Collecting Performance Data
      An application like PerfMon requests performance information by making registry calls. To collect performance information, the requesting application must first call RegQueryValueEx as follows:


 // Allocate the buffer.
 AllocSize = BufferSize;  // initial allocation size
 
 PerfData = (PPERF_DATA_BLOCK) malloc( AllocSize );
 while(RegQueryValueEx(HKEY_PERFORMANCE_DATA,
                       "Global",
                       NULL,
                       NULL,
                       (LPBYTE) PerData,
                       &BufferSize)==ERROR_MORE_DATA){
     // Get a Buffer that is big enough.
     //increment the allocation size
     AllocSize+=BYTEINCREMENT; 
     PerfData=(PPERF_DATA_BLOCK)realloc(PerfData,   
                                        AllocSize );
     //tell RQVex how big the buffer is 
     BufferSize = AllocSize;
 }
 //because RegQueryValueEx modifies the
 //data in BufferSize, reset it to the
 //proper value for the buffer size
 BufferSize = AllocSize;
 .
 .
 .
      To repeatedly request performance information, just keep calling RegQueryValueEx. The "Global" in the call to RegQueryValueEx tells the system that you want performance information returned for all components in the system. This can be a lot of information; if you want a small subset of the available information, simply replace "Global" with a set of object numbers. For example, if you want the performance information for the System and Memory objects, you would pass a string of "2 4" to RegQueryValueEx. You always pass object numbers to RegQueryValueEx, and the corresponding DLL always returns all the counter and instance information associated with the specified object.
      If an application wants to request performance information from a remote computer, all it has to do is call RegConnect- Registry before entering the while loop.

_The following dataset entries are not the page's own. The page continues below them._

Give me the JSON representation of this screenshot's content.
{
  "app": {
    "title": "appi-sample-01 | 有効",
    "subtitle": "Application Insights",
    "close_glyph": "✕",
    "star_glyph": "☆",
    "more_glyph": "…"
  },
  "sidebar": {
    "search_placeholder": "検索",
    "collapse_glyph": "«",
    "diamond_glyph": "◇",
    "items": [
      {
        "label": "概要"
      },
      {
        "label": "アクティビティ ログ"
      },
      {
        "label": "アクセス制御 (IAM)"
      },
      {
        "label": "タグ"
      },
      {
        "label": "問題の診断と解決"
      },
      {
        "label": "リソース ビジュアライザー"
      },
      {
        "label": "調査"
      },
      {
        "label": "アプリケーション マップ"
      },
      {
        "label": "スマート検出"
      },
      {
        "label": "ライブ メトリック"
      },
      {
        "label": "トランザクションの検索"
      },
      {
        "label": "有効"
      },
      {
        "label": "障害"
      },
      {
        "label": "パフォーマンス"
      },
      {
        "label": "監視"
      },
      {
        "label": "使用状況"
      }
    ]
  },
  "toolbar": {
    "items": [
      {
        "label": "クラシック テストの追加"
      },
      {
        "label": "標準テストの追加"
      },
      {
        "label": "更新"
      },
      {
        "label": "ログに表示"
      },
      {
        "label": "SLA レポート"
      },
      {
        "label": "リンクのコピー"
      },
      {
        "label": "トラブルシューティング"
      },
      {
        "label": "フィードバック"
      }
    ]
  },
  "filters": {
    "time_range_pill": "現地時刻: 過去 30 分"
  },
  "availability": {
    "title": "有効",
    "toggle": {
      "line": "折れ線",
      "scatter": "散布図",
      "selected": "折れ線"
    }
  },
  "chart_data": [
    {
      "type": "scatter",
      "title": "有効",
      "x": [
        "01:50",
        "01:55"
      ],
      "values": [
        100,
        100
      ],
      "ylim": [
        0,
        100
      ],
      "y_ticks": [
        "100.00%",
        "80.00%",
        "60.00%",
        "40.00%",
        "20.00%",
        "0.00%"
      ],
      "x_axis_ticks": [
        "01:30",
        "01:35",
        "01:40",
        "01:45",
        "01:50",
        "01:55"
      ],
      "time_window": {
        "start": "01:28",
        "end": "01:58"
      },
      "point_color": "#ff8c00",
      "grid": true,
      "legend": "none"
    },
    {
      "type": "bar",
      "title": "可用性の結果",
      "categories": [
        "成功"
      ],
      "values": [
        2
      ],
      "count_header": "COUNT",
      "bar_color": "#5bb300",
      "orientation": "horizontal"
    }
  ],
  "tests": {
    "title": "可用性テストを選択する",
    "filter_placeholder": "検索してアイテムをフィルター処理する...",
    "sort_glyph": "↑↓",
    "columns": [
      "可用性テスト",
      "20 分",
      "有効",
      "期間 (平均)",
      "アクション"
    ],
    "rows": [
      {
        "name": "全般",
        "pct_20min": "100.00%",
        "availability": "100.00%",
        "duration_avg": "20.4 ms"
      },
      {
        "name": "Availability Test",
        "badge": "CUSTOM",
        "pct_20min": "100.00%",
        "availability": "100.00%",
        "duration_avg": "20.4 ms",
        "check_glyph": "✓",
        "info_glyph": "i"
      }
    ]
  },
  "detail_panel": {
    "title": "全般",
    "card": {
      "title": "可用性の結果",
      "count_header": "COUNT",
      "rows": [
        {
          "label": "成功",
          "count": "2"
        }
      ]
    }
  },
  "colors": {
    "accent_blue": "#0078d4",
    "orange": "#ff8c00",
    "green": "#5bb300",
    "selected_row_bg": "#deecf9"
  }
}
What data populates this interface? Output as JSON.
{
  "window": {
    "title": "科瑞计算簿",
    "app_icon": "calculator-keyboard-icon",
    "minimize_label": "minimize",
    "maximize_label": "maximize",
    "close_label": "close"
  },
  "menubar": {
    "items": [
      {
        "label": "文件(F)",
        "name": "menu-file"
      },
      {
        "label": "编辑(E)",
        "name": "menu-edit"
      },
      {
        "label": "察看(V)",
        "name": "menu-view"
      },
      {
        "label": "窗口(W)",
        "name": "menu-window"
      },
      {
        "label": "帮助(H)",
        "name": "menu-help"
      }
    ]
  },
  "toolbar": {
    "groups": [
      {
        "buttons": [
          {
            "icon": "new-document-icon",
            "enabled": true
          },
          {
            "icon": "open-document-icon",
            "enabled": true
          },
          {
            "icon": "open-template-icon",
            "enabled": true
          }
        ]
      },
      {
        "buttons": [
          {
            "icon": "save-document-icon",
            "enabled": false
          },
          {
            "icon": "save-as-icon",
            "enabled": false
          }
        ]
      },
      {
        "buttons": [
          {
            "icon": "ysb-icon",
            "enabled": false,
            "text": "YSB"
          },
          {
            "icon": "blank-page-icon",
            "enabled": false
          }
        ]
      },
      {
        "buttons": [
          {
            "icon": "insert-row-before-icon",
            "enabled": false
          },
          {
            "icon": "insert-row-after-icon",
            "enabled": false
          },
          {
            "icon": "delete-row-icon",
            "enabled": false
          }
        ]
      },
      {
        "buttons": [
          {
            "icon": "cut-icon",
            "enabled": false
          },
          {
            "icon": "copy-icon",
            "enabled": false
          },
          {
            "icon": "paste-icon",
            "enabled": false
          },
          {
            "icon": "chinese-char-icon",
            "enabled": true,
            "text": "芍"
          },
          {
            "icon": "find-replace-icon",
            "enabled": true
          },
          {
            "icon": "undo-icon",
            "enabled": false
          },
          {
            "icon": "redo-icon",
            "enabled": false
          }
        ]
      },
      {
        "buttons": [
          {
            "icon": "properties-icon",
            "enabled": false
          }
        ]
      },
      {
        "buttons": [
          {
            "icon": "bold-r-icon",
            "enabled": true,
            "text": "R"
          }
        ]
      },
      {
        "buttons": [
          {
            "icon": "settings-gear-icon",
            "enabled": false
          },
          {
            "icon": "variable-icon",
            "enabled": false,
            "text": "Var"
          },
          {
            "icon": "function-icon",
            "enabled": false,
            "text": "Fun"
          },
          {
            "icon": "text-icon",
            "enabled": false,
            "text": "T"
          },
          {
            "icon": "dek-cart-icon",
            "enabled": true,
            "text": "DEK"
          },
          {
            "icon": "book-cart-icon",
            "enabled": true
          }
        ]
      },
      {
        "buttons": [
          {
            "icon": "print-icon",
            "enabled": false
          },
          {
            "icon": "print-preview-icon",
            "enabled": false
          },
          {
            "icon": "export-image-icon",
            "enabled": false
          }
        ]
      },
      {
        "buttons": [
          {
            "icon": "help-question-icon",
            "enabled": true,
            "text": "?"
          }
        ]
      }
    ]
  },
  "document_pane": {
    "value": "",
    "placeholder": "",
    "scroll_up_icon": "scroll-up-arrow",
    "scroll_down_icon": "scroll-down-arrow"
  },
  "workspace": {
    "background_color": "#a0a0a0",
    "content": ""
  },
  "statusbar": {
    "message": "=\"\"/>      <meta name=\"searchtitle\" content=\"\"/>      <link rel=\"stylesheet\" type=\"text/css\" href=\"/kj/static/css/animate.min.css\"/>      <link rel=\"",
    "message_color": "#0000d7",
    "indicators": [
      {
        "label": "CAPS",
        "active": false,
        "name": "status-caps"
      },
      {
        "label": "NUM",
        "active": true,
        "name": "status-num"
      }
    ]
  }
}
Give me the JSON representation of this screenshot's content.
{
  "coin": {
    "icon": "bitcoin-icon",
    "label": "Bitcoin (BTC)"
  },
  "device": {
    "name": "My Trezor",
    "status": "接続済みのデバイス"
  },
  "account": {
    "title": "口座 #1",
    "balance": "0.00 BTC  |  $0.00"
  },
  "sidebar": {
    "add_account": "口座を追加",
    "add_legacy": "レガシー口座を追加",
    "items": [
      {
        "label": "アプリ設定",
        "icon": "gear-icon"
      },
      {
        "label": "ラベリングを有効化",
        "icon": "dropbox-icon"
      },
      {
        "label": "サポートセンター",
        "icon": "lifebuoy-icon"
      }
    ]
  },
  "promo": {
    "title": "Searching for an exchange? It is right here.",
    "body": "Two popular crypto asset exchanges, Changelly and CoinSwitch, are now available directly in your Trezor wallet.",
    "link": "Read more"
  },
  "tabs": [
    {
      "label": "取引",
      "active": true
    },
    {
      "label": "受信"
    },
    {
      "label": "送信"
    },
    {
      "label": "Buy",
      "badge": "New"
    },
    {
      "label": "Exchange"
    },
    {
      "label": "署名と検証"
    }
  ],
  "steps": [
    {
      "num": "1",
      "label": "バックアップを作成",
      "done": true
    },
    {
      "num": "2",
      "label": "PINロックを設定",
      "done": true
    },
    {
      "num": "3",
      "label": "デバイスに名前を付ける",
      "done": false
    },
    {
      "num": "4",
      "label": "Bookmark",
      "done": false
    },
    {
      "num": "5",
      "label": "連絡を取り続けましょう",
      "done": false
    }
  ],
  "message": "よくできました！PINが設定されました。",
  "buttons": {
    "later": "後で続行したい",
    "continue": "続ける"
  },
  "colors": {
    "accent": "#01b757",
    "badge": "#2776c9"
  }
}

 RegConnectRegistry("\\\\RemoteMachineName",
                    HKEY_PERFORMANCE_DATA, &hkeyPerf);
If you're not going to make any more requests of performance information, you should close the registry with the following call:

 RegCloseKey(hkeyPerf);
Make this call even though you never call RegOpenKeyEx to explicitly open this key. And don't close the key after every call to RegQueryValueEx because it'll degrade performance severely. It is best to just close it once, usually just before your application terminates.
      When PerfMon (or any application) calls RegQueryValueEx to request performance information, the system looks in the target machine's HKEY_LOCAL_MACHINE\SYSTEM\CurrentControlSet\ Services subkey. For each entry that contains a Performance subkey, the system loads the specified DLL. If this is the first time the DLL is loaded, the DLL's Open function is called.
      Once loaded and initialized, the system calls each DLL's Collect function. This gives the DLL the chance to load the memory buffer with its performance information. The Collect function must look like this:

 DWORD __declspec(dllexport) WINAPI Collect(
     LPWSTR lpValueName, LPVOID* lppData, 
    LPDWORD lpcbTotalBytes, LPDWORD lpNumObjectTypes) {
 
    // Collect the performance data
    return(ERROR_SUCCESS);   // or ERROR_MORE_DATA if  
                             // buffer is too small
 }
The first parameter, lpValueName, is a Unicode string that is the same value that was passed to RegQueryValueEx. If this string is "Global," then the Collect function must return all of the performance information that it is responsible for. If the string contains a set of space-delimited numbers, then the DLL must determine if the Objects that it offers information about was requested and, if so, return only this information.
      The lppData parameter is a pointer to a memory address. On input to this function, *lppData points to the memory buffer where the DLL should write its information. Before returning from this function, the *lppData should be updated so that it points to the memory address immediately following the new data that was placed into the buffer. The next performance DLL will append its data starting at this new address.
      The lpcbTotalBytes parameter is a pointer to a DWORD that indicates the size of the buffer. On input, *lpcbTotalBytes indicates the number of bytes that are available in the buffer for your DLL to add its information. After placing your information in the buffer, set *lpcbTotalBytes to the total number of bytes that your DLL added to the buffer. When Collect returns, the system will subtract this value from the remaining buffer size and pass this new number to the next performance DLL.
      The lpNumObjectTypes parameter also points to a DWORD, but this DWORD means nothing on input to the Collect function. A single Collect function can return performance information for several objects. Before Collect returns, *lpNumObjectTypes should be set to the number of objects whose performance information was added to the data buffer.
      If, for example, your Collect function is called and the lpValueName parameter doesn't indicate any of the Objects your DLL is responsible for, your Collect function should leave *lppData unchanged, set *lpcbTotalBytes and *lpNumObjectTypes to 0, and return ERROR_SUCCESS.
      If your Collect function is called and the lpValueName parameter indicates objects that your DLL is responsible for, but determines that the data buffer is too small for the amount of data you need to return, you should leave *ppbData unchanged, set *lpcbTotalBytes and *lpNumObjectTypes to 0, and return ERROR_MORE_DATA.
      If your Collect function does successfully append information to the buffer, then it adds the number of bytes appended to *ppbData, sets *lpcbTotalBytes to the number of bytes appended, sets *lpNumObjectTypes to the number of objects added, and returns ERROR_SUCCESS.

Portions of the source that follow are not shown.